Winterthur verkauft sich seit dem Niedergang der Industrie in den 90er-Jahren als Kulturstadt. Doch nicht jede Kultur wird begrüsst, wogegen am 21. September 2013 tanzend demonstriert wurde. Ein Gespräch mit Aktivisten und Aktivistinnen von «StandortFUCKtor», die anonym bleiben wollen.

In Bern fanden Tanzdemonstrationen gegen Stadtaufwertung unter dem Motto «Tanz Dich frei» statt. Winterthur nannte den Anlass vom 21. September 2013 «Standortfucktor». Warum?
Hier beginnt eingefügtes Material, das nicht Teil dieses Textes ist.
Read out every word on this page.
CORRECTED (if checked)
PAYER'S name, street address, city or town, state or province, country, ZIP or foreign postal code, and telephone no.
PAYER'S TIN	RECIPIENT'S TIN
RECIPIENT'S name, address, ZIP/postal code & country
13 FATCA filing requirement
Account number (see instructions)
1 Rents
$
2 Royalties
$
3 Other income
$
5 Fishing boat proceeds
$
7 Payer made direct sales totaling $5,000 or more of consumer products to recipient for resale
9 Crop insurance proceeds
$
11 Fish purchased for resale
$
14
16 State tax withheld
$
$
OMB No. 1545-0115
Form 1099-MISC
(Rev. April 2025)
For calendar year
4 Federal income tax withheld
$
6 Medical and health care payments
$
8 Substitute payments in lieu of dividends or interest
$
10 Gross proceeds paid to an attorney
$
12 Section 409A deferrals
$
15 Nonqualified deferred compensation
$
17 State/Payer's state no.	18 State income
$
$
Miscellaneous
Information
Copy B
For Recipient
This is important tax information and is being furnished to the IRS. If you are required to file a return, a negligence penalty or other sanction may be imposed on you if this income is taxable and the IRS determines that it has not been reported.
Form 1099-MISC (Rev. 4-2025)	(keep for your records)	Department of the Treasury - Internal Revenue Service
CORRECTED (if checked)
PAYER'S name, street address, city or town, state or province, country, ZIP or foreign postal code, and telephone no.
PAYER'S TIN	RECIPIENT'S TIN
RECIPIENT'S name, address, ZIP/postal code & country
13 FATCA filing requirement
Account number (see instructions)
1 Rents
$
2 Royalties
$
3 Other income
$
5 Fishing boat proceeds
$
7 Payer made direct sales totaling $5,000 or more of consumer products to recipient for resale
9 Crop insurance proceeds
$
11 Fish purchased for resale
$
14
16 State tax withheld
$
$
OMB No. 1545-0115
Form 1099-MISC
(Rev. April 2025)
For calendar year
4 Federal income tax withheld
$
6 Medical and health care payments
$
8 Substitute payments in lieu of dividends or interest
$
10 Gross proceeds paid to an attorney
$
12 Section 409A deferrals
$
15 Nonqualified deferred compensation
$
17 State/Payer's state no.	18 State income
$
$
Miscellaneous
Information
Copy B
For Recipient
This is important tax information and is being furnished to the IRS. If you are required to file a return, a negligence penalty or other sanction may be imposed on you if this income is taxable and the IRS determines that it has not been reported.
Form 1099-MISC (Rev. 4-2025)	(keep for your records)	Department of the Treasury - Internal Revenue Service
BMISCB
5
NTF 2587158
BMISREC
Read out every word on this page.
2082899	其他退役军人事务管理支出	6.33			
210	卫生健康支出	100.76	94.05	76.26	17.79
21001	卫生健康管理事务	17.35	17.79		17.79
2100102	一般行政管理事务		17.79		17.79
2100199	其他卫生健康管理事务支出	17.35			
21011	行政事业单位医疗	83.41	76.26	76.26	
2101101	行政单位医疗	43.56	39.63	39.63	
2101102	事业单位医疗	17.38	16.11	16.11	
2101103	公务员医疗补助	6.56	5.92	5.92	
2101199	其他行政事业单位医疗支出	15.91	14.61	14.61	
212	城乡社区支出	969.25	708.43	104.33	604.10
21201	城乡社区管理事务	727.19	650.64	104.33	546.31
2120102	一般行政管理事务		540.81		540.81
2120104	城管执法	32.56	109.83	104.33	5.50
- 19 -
Es ist ein Wortspiel, das etwas ausdrückt, was wir kritisieren. Die sogenannten Standortfaktoren werden vom Stadtmarketing immer wieder aufgegriffen – auf einige dieser Faktoren nehmen wir Bezug. Uns ging es auch darum, unsere Kapitalismuskritik anhand gewisser Entwicklungen im öffentlichen Raum aufzuzeigen.

Anhand welcher Entwicklungen?

Heute funktioniert jede grössere Stadt wie eine Firma, die ins Wirtschaftssystem eingebunden ist. Es herrscht ein Konkurrenzkampf unter den Städten, in dessen Rahmen sich eine Stadt wie Winterthur auf dem Markt behaupten und Profit erwirtschaften muss. Die Aspekte Sicherheit und Ordnung, Wohnraum und Kultur werden unter anderem von der Stadt Winterthur als Standortfaktoren beworben. In diesen drei Bereichen manifestieren sich deutlich Entwicklungen, die wir ablehnen.

Wodurch zeichnen sich diese Entwicklungen aus? Jede Stadt möchte gut betuchte Steuerzahlende haben.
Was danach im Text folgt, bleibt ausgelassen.